Budaya tayub merupakan salah satu khas budaya Kabupaten Grobogan kini mulai meredup. Beberapa warga di ujung Grobogan seperti Desa Tegalrejo Kecamatan Wirosari, Randurejo Kecamatan Pulokulon hingga saat ini masih gemar dengan budaya tersebut.
- Ada Dress Code Berkebaya Pada Imlek 2025 Ini Di PIS Semarang
- Festival Ogoh-Ogoh, Kedepankan Semangat NKRI
- Wulan Purnama Sari Ingin Bangkitkan Gairah Kesenian Tradisional
Baca Juga
Namun, berubahnya generasi kekinian mengakibatkan budaya seni Tayub semakin tergusur hingga banyak ledhek (penari seni tayub) beralih profesi. Pendapatan diraup hasil menari sudah tidak mencukupi kebutuhan mereka. Kondisi perekonomian yang tidak mencukupi mengharuskan mereka beralih profesi lainnya.
Seperti salah satu Ledhek legendaris Grobogan, Lampi (60). Saat ini dirinya berprofesi sebagai pedagang kreditan. Perempuan terkenal dengan kemerduan suaranya itu, mengaku sudah pensiun dari dunia Tayub lima tahun lalu. Hal itu karena faktor usia semakin menua serta penampilan sudah tak seindah dulu lagi.
"Sebenarnya, masih ada yang ngejob tapi saya tolak halus, saya sudah malu merasa tak muda lagi. Biar yang muda saja," ujarnya saat ditemui RMOLJateng di kediamannya di Dusun/ Desa Kropak Kecamatan Wirosari Kabupaten Grobogan.
Dia memutar bola matanya sembari membangkitkan kenangan menjadi ledhek sekitar tahun 1989. Kala itu dia mantap menjadi penari ledhek karena enggan dijodohkan dengan seorang pria tak disukainya.
"Saat itu saya belum ingin menikah, masih banyak keinginan yang ingin saya capai. Saya nekad dan alhamdulillah saya bisa," tuturnya.
Perempuan kelahiran 1963 itu mengatakan, terjunnya ke dunia Tayub mendapat tentangan dari orang tuanya. Namun dirinya tetap bersikeras. Lambat laun orang tuanya pun merestui dirinya di dunia Tayub.
"Bapak saya sempat minggat ke Semarang, mungkin karena malu, saya menjadi seorang ledhek," ungkap perempuan pemilik nama panggung Lastri ini.
Di era 80 an, lanjutnya, seni Tayub menjadi hiburan paling menarik bagi rakyat Grobogan dan sekitarnya. Bahkan menjadi seorang ledhek menjadi sebuah kebanggaan tersendiri bagi para pelantun lagu-lagu Jawa.

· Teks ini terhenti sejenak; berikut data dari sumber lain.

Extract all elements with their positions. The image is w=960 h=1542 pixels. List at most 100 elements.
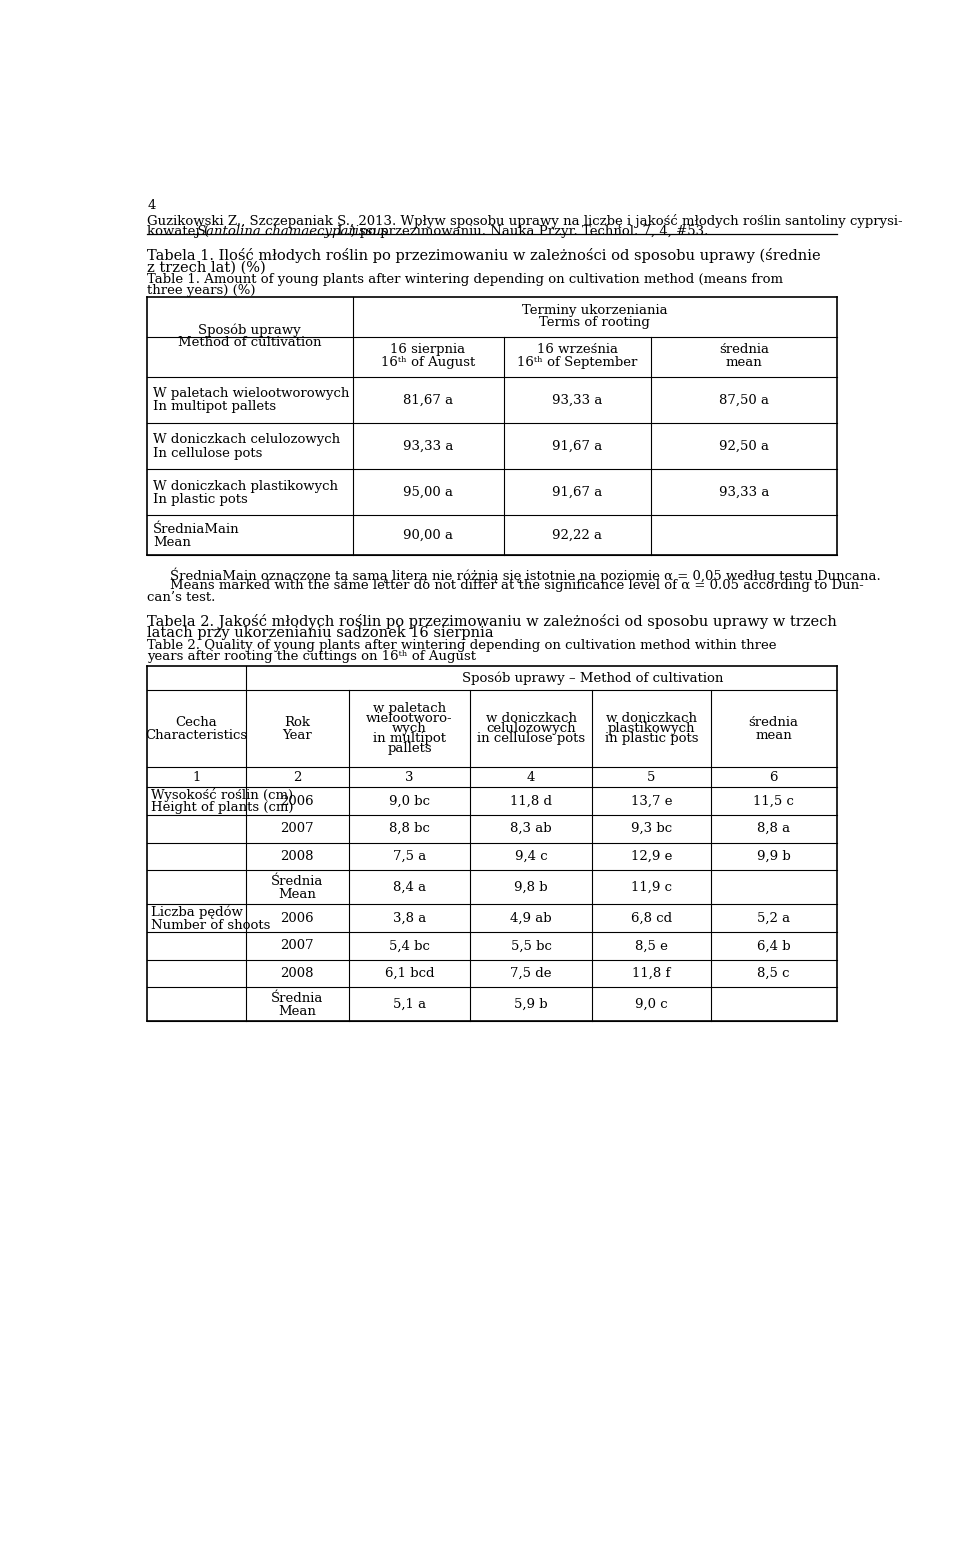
Text: celulozowych: celulozowych bbox=[487, 722, 576, 736]
Text: 5,2 a: 5,2 a bbox=[757, 911, 790, 925]
Text: 87,50 a: 87,50 a bbox=[719, 393, 769, 407]
Text: Terms of rooting: Terms of rooting bbox=[540, 316, 650, 330]
Text: wych: wych bbox=[392, 722, 427, 736]
Text: Mean: Mean bbox=[278, 1005, 316, 1018]
Text: In multipot pallets: In multipot pallets bbox=[154, 401, 276, 413]
Text: ŚredniaMain oznaczone tą samą literą nie różnią się istotnie na poziomie α = 0,0: ŚredniaMain oznaczone tą samą literą nie… bbox=[170, 567, 881, 583]
Text: 4,9 ab: 4,9 ab bbox=[511, 911, 552, 925]
Text: 9,9 b: 9,9 b bbox=[756, 850, 791, 864]
Text: 8,3 ab: 8,3 ab bbox=[511, 822, 552, 836]
Text: 93,33 a: 93,33 a bbox=[552, 393, 603, 407]
Text: wielootworo-: wielootworo- bbox=[366, 712, 453, 725]
Text: w doniczkach: w doniczkach bbox=[486, 712, 577, 725]
Text: 8,4 a: 8,4 a bbox=[393, 880, 426, 894]
Text: 92,50 a: 92,50 a bbox=[719, 439, 769, 452]
Text: 7,5 a: 7,5 a bbox=[393, 850, 426, 864]
Text: 16 września: 16 września bbox=[537, 344, 617, 356]
Text: mean: mean bbox=[726, 356, 762, 369]
Text: 92,22 a: 92,22 a bbox=[552, 529, 602, 541]
Text: Rok: Rok bbox=[284, 715, 310, 729]
Text: ŚredniaMain: ŚredniaMain bbox=[154, 523, 240, 535]
Text: Height of plants (cm): Height of plants (cm) bbox=[151, 802, 294, 814]
Text: Sposób uprawy: Sposób uprawy bbox=[199, 324, 301, 336]
Text: 11,8 f: 11,8 f bbox=[632, 967, 670, 981]
Text: 93,33 a: 93,33 a bbox=[719, 486, 769, 498]
Text: can’s test.: can’s test. bbox=[147, 591, 215, 604]
Text: 3: 3 bbox=[405, 771, 414, 783]
Text: 12,9 e: 12,9 e bbox=[631, 850, 672, 864]
Text: In cellulose pots: In cellulose pots bbox=[154, 447, 263, 460]
Text: 4: 4 bbox=[527, 771, 536, 783]
Text: Mean: Mean bbox=[154, 535, 191, 549]
Text: 5,5 bc: 5,5 bc bbox=[511, 939, 552, 953]
Text: 9,3 bc: 9,3 bc bbox=[631, 822, 672, 836]
Text: Liczba pędów: Liczba pędów bbox=[151, 905, 243, 919]
Text: Table 1. Amount of young plants after wintering depending on cultivation method : Table 1. Amount of young plants after wi… bbox=[147, 273, 783, 285]
Text: 9,8 b: 9,8 b bbox=[515, 880, 548, 894]
Text: 2007: 2007 bbox=[280, 822, 314, 836]
Text: W paletach wielootworowych: W paletach wielootworowych bbox=[154, 387, 349, 401]
Text: 2: 2 bbox=[293, 771, 301, 783]
Text: three years) (%): three years) (%) bbox=[147, 284, 255, 298]
Text: w doniczkach: w doniczkach bbox=[606, 712, 697, 725]
Text: Santolina chamaecyparissus: Santolina chamaecyparissus bbox=[197, 225, 388, 237]
Text: 16ᵗʰ of August: 16ᵗʰ of August bbox=[381, 356, 475, 369]
Text: Characteristics: Characteristics bbox=[145, 729, 248, 742]
Text: 93,33 a: 93,33 a bbox=[403, 439, 453, 452]
Text: 5,1 a: 5,1 a bbox=[393, 998, 426, 1012]
Text: średnia: średnia bbox=[749, 715, 799, 729]
Text: 5: 5 bbox=[647, 771, 656, 783]
Text: Średnia: Średnia bbox=[271, 992, 324, 1005]
Text: 90,00 a: 90,00 a bbox=[403, 529, 453, 541]
Text: Number of shoots: Number of shoots bbox=[151, 919, 271, 931]
Text: Method of cultivation: Method of cultivation bbox=[178, 336, 322, 350]
Text: z trzech lat) (%): z trzech lat) (%) bbox=[147, 261, 266, 274]
Text: Cecha: Cecha bbox=[176, 715, 217, 729]
Text: 81,67 a: 81,67 a bbox=[403, 393, 453, 407]
Text: 1: 1 bbox=[192, 771, 201, 783]
Text: 2008: 2008 bbox=[280, 967, 314, 981]
Text: 8,5 e: 8,5 e bbox=[635, 939, 668, 953]
Text: kowatej (: kowatej ( bbox=[147, 225, 209, 237]
Text: W doniczkach plastikowych: W doniczkach plastikowych bbox=[154, 480, 338, 492]
Text: 2007: 2007 bbox=[280, 939, 314, 953]
Text: 2006: 2006 bbox=[280, 911, 314, 925]
Text: years after rooting the cuttings on 16ᵗʰ of August: years after rooting the cuttings on 16ᵗʰ… bbox=[147, 651, 476, 663]
Text: 9,0 c: 9,0 c bbox=[635, 998, 667, 1012]
Text: 91,67 a: 91,67 a bbox=[552, 486, 602, 498]
Text: 2006: 2006 bbox=[280, 794, 314, 808]
Text: 8,5 c: 8,5 c bbox=[757, 967, 790, 981]
Text: Wysokość roślin (cm): Wysokość roślin (cm) bbox=[151, 788, 293, 802]
Text: W doniczkach celulozowych: W doniczkach celulozowych bbox=[154, 433, 341, 447]
Text: 8,8 a: 8,8 a bbox=[757, 822, 790, 836]
Text: Guzikowski Z., Szczepaniak S., 2013. Wpływ sposobu uprawy na liczbę i jakość mło: Guzikowski Z., Szczepaniak S., 2013. Wpł… bbox=[147, 214, 902, 228]
Text: pallets: pallets bbox=[387, 742, 432, 756]
Text: latach przy ukorzenianiu sadzonek 16 sierpnia: latach przy ukorzenianiu sadzonek 16 sie… bbox=[147, 626, 493, 640]
Text: L.) po przezimowaniu. Nauka Przyr. Technol. 7, 4, #53.: L.) po przezimowaniu. Nauka Przyr. Techn… bbox=[333, 225, 708, 237]
Text: 6,1 bcd: 6,1 bcd bbox=[385, 967, 434, 981]
Text: in plastic pots: in plastic pots bbox=[605, 732, 698, 745]
Text: mean: mean bbox=[756, 729, 792, 742]
Text: plastikowych: plastikowych bbox=[608, 722, 695, 736]
Text: in cellulose pots: in cellulose pots bbox=[477, 732, 586, 745]
Text: 2008: 2008 bbox=[280, 850, 314, 864]
Text: 9,0 bc: 9,0 bc bbox=[389, 794, 430, 808]
Text: 91,67 a: 91,67 a bbox=[552, 439, 602, 452]
Text: Tabela 2. Jakość młodych roślin po przezimowaniu w zależności od sposobu uprawy : Tabela 2. Jakość młodych roślin po przez… bbox=[147, 614, 837, 629]
Text: Terminy ukorzeniania: Terminy ukorzeniania bbox=[522, 304, 667, 318]
Text: 11,5 c: 11,5 c bbox=[754, 794, 794, 808]
Text: 6,8 cd: 6,8 cd bbox=[631, 911, 672, 925]
Text: In plastic pots: In plastic pots bbox=[154, 493, 248, 506]
Text: Mean: Mean bbox=[278, 888, 316, 901]
Text: 5,4 bc: 5,4 bc bbox=[389, 939, 430, 953]
Text: 8,8 bc: 8,8 bc bbox=[389, 822, 430, 836]
Text: 95,00 a: 95,00 a bbox=[403, 486, 453, 498]
Text: 9,4 c: 9,4 c bbox=[515, 850, 547, 864]
Text: 11,9 c: 11,9 c bbox=[631, 880, 672, 894]
Text: Table 2. Quality of young plants after wintering depending on cultivation method: Table 2. Quality of young plants after w… bbox=[147, 638, 777, 652]
Text: 11,8 d: 11,8 d bbox=[510, 794, 552, 808]
Text: Means marked with the same letter do not differ at the significance level of α =: Means marked with the same letter do not… bbox=[170, 580, 864, 592]
Text: 5,9 b: 5,9 b bbox=[515, 998, 548, 1012]
Text: 4: 4 bbox=[147, 199, 156, 211]
Text: Tabela 1. Ilość młodych roślin po przezimowaniu w zależności od sposobu uprawy (: Tabela 1. Ilość młodych roślin po przezi… bbox=[147, 248, 821, 264]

Dia mengatakan, saat itu seni Tayub hampir digemari semua kalangan bahkan hampir merata di Jawa Tengah dirinya mendapat undangan manggung.
"Bahkan, saking larisnya saya sempat manggung selama 14 hari berturut-turut, saat itu dapat upah Rp7500," kenangnya.
Daya Magis Penari Tayub
Di dunia Tayub, hal mistik sudah menjadi kewajaran bahkan kepercayaan masyarakat Kropak Kecamatan Wirosari Grobogan. Siapapun mendapat pulung, dari Punden Raden Bagus Citra mampu menjadi ledhek terkenal.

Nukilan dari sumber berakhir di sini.